Journal of Carcinogenesis & Mutagenesis

DNA Repair Mechanisms in Radiation Induced Genetic Instability

Yong He^* Department of Medicine, Hong Kong Baptist University, Kowloon, Hong Kong
^*Correspondence: Yong He, Department of Medicine, Hong Kong Baptist University, Kowloon, Hong Kong, Email:

Received: 31-Dec-2025, Manuscript No. JCM-26-31157; Editor assigned: 02-Jan-2026, Pre QC No. JCM-26-31157 (PQ); Reviewed: 16-Jan-2026, QC No. JCM-26-31157; Revised: 23-Jan-2026, Manuscript No. JCM-26-31157 (R); Published: 30-Jan-2026, DOI: 10.35248/2157-2518.26.17.004

Description

DNA repair mechanisms are essential for maintaining genomic stability in cells exposed to radiation, as they counteract the diverse forms of damage induced by ionizing and non-ionizing radiation. Radiation exposure leads to a wide array of DNA lesions, including single-strand breaks, double-strand breaks, base modifications, and DNA cross-links. Among these, double-strand breaks are the most deleterious, as they involve the simultaneous disruption of both strands of the DNA helix and pose a significant challenge to accurate repair. The efficiency and fidelity of DNA repair systems play a crucial role in determining whether a cell survives with intact genetic information or accumulates mutations that contribute to carcinogenesis.
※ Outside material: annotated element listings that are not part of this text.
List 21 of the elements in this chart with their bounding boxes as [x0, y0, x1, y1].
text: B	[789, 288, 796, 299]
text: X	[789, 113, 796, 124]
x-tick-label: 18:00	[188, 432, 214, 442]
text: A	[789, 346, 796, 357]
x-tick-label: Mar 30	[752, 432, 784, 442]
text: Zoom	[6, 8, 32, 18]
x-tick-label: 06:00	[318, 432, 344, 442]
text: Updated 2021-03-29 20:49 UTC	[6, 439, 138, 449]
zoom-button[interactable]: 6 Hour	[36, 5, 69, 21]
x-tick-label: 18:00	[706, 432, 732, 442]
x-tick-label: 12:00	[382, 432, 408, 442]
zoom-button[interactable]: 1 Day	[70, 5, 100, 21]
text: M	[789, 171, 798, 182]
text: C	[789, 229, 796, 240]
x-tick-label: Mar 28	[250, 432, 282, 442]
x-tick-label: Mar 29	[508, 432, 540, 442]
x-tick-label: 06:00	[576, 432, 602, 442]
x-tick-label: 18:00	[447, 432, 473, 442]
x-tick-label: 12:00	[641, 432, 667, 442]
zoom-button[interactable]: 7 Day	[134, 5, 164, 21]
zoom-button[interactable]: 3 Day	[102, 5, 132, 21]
Cells utilize several highly coordinated DNA repair pathways to address radiation-induced damage. Homologous recombination is considered a high-fidelity repair mechanism that uses a sister chromatid as a template to accurately restore the original DNA sequence. This process is mainly active during the S and G2 phases of the cell cycle when a sister chromatid is available. In contrast, non-homologous end joining is a faster but error-prone pathway that directly ligates broken DNA ends without the need for a template. Although efficient, this mechanism often results in insertions, deletions, or chromosomal rearrangements, thereby contributing to genomic instability.

In addition to these pathways, base excision repair plays a critical role in correcting small base lesions caused by oxidative stress, which is a common consequence of radiation exposure. This pathway involves the recognition and removal of damaged bases followed by DNA synthesis and ligation. Nucleotide excision repair, on the other hand, is responsible for removing bulky DNA adducts and helix-distorting lesions. The coordinated action of these repair systems is essential for preserving DNA integrity and preventing the accumulation of mutations.

Deficiencies or mutations in genes encoding DNA repair proteins can significantly impair the cell’s ability to respond to radiation-induced damage. Such defects are associated with increased sensitivity to radiation and a higher risk of cancer development. Individuals with inherited disorders affecting DNA repair pathways often exhibit elevated levels of genomic instability, highlighting the protective role of these mechanisms. Moreover, acquired defects in repair pathways are frequently observed in cancer cells, further contributing to their genetic heterogeneity.

Radiation exposure can also modulate the expression and activity of DNA repair proteins. Depending on the context, this may lead to adaptive responses that enhance repair capacity or, conversely, to impaired repair due to overwhelming damage. The balance between these outcomes determines the extent of genetic instability and influences the likelihood of malignant transformation. Persistent DNA damage and defective repair can result in chromosomal aberrations, mutations, and altered gene expression patterns.

In the context of cancer therapy, DNA repair mechanisms present both challenges and opportunities. While they protect normal cells from radiation-induced damage, they can also enable tumor cells to survive and develop resistance to radiotherapy. As a result, targeting DNA repair pathways has emerged as a promising strategy to enhance treatment efficacy. Inhibitors of specific repair proteins can sensitize cancer cells to radiation, increasing the extent of DNA damage and promoting cell death.

In conclusion, DNA repair mechanisms are fundamental to the cellular response to radiation-induced damage and play a critical role in maintaining genomic stability. Their proper functioning is essential for preventing mutagenesis and cancer, while their manipulation offers promising avenues for improving cancer therapy and patient outcomes.